Art for the Ages covers a time span (ending in 1914) that drops off before many renowned female artists escaped the periphery of art history, but that does not excuse the blatant disregard for the importance of women in art as subjects (even objects) or as audience. Even the "in-depth" analysis of male artists' pieces neglects the relationships that artists such as Gauguin, Rodin, and van Gogh had with women, relationships that may have highly influenced their works. The capabilities of the CD-ROM format could have incorporated women and other members of society on the margin into this retelling of art history without usurping the importance of white male artists. What Art for the Ages accomplishes, on the other hand, is that it presents hackneyed perspectives in a post-modern package. --Cintra Pollack

Customer Rating: Rating: 2.0/5Rating: 2.0/5Rating: 2.0/5Rating: 2.0/5Rating: 2.0/5
Summary: Don't waste your money
Comment: This product never worked. I mean NEVER worked. I have a Pentium 3 450 Dell system, and I follwed all the directions given, but the product was never able to be opened. I tried to contact the manufacturer and not only was no one able to help me, I was not able to return the product because it is software and you could, potentially, copy it once it is opened. Perhaps this product would work on your system, but why chance it? Save your money and buy a product from a more reputable company with good customer service.

Customer Rating: Rating: 3/5Rating: 3/5Rating: 3/5Rating: 3/5Rating: 3/5
Summary: a decent resource that ultimately misses it's mark
Comment: This compilation was the embodiment of just about every single thing that frustrates me with textbooks; it takes such a scholarly approach that it really has no real conceptual grasp of it's subject. Every bio ends up stripping the artist of their personal life and turning them into some sort of icon with boorish and sometimes even irrelivant facts, which in my mind is stifling to the very nature of art. You can't systematically deconstruct a Van Gogh unless you have somewhat of an insight on the artist's life. You can't simply state that Gustav Klimt was a founding member of "the secession" without delving into his motivations, and who is going to know what the "the secession" is without already having a knowledge of Klimt's background? The motivational interpretations are sometimes just as muddled, inaccessible and dare i say even somewhat pretentious (when we learn from sources such as this, it's no wonder why the general public has such a tendency to disregard the fine arts).

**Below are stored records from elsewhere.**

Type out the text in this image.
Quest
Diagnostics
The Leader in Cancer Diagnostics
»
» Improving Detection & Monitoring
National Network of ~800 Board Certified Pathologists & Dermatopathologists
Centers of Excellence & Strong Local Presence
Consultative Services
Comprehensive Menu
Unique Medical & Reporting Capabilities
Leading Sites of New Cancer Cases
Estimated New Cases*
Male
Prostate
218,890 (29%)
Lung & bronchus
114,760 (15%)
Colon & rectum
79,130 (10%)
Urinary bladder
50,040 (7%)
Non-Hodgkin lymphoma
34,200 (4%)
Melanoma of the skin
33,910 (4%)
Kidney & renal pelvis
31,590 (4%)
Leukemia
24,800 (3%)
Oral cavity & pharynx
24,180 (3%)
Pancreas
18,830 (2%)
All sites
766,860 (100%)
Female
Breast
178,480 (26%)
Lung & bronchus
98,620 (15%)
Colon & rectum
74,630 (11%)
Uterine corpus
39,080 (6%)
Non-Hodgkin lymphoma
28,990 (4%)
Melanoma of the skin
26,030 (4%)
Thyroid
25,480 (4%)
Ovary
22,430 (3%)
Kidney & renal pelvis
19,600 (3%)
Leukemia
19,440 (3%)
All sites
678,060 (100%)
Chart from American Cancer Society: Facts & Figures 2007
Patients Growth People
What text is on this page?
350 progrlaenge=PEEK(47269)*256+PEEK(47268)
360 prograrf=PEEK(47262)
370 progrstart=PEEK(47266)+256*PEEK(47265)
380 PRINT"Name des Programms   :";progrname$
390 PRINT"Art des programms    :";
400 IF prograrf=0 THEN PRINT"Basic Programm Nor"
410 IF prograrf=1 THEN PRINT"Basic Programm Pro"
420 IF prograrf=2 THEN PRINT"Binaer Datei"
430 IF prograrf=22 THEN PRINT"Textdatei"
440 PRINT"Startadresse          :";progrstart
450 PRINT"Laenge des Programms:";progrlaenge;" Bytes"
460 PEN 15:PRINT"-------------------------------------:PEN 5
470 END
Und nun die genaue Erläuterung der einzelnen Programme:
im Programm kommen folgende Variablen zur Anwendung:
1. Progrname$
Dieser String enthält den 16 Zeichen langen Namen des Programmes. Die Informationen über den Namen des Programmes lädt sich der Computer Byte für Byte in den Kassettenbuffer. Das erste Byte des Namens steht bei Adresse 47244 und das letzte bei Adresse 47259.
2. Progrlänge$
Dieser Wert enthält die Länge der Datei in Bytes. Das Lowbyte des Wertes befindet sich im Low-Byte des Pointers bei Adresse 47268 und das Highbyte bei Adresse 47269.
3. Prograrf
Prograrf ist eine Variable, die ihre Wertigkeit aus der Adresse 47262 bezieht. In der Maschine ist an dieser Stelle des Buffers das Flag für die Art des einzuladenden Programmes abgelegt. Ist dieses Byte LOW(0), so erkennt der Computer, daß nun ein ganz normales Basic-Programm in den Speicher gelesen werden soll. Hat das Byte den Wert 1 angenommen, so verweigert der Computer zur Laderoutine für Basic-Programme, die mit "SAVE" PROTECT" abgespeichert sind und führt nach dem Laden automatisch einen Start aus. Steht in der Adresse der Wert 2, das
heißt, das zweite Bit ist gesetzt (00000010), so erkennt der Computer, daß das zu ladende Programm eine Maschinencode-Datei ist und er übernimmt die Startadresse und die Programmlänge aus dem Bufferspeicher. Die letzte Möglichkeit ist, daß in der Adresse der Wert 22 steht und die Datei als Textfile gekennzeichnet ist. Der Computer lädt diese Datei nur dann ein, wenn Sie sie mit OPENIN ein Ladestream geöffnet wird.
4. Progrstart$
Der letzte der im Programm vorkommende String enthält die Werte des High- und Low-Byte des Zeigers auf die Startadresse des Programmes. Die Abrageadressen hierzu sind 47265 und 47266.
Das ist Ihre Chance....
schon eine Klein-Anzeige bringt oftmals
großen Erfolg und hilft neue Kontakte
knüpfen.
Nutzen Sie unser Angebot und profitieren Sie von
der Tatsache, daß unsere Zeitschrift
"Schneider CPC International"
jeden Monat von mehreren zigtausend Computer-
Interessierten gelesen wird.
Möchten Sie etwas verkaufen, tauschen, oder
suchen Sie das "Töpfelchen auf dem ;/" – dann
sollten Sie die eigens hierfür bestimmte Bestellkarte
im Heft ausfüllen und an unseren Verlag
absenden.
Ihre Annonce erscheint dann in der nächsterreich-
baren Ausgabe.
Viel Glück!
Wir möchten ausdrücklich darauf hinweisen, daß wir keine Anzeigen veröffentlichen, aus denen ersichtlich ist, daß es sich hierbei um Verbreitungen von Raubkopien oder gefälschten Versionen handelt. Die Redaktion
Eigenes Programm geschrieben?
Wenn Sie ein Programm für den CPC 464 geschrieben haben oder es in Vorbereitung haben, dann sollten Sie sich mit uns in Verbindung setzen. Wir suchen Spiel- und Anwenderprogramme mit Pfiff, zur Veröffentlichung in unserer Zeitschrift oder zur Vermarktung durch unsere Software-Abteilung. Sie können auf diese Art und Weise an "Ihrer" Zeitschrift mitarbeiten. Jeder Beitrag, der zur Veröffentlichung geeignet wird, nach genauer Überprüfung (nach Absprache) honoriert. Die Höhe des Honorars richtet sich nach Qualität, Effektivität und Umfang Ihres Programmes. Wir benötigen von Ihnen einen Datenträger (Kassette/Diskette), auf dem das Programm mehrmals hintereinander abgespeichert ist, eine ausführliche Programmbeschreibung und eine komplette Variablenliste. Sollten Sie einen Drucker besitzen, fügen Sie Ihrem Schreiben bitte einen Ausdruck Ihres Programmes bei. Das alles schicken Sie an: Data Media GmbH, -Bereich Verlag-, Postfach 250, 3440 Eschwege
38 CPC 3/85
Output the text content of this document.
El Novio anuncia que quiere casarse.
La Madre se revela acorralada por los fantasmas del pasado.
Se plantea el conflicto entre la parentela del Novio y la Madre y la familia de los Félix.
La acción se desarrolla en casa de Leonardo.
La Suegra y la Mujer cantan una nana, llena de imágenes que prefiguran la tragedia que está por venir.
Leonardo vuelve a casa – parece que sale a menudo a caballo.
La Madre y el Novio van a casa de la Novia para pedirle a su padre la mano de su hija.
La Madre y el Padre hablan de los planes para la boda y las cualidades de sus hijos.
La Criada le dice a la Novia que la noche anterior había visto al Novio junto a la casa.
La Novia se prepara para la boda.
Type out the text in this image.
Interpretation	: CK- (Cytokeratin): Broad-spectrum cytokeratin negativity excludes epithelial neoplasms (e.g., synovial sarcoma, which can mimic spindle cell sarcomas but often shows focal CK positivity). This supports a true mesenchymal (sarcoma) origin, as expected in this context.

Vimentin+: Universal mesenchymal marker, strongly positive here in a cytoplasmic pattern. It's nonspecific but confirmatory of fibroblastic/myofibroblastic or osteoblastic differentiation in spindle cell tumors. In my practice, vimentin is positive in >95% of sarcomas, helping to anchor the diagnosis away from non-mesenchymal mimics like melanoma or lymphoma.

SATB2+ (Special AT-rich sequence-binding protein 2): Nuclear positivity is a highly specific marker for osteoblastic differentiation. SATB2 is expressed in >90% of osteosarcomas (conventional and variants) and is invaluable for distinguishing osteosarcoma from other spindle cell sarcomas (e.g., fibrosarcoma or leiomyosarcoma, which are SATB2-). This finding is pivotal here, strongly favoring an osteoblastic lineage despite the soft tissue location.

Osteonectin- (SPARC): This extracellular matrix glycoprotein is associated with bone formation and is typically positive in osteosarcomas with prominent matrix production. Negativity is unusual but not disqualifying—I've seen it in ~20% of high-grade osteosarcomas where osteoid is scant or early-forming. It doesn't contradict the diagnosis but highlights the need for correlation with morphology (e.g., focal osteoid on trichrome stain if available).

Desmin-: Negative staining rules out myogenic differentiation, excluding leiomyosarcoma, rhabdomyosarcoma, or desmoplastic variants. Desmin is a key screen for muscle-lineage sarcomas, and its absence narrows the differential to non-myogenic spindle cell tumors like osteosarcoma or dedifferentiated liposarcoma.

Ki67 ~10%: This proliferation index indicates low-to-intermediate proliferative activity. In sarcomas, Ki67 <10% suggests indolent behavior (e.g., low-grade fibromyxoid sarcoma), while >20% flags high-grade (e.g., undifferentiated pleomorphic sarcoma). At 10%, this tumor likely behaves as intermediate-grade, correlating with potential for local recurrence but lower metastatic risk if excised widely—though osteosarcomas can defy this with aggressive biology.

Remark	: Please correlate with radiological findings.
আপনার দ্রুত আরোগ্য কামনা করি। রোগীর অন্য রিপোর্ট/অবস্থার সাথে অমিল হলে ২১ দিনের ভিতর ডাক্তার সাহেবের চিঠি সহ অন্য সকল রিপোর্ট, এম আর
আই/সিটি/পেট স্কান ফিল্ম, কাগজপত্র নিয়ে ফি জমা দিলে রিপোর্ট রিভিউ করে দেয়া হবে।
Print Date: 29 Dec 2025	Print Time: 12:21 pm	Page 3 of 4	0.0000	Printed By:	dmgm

I really don't know who the target audience was by these programs because it's most likely to disinterest any novice to the world of art and it lacks the depth to appease anyone that's even remotely educated with art.

"Art for the Ages" is a decent basic resource for your usual uninvolved, highschool/college report but it really has a talent of taking some of history's most fascinating figures and dehumanizing them into boring, vague and detatched descriptions.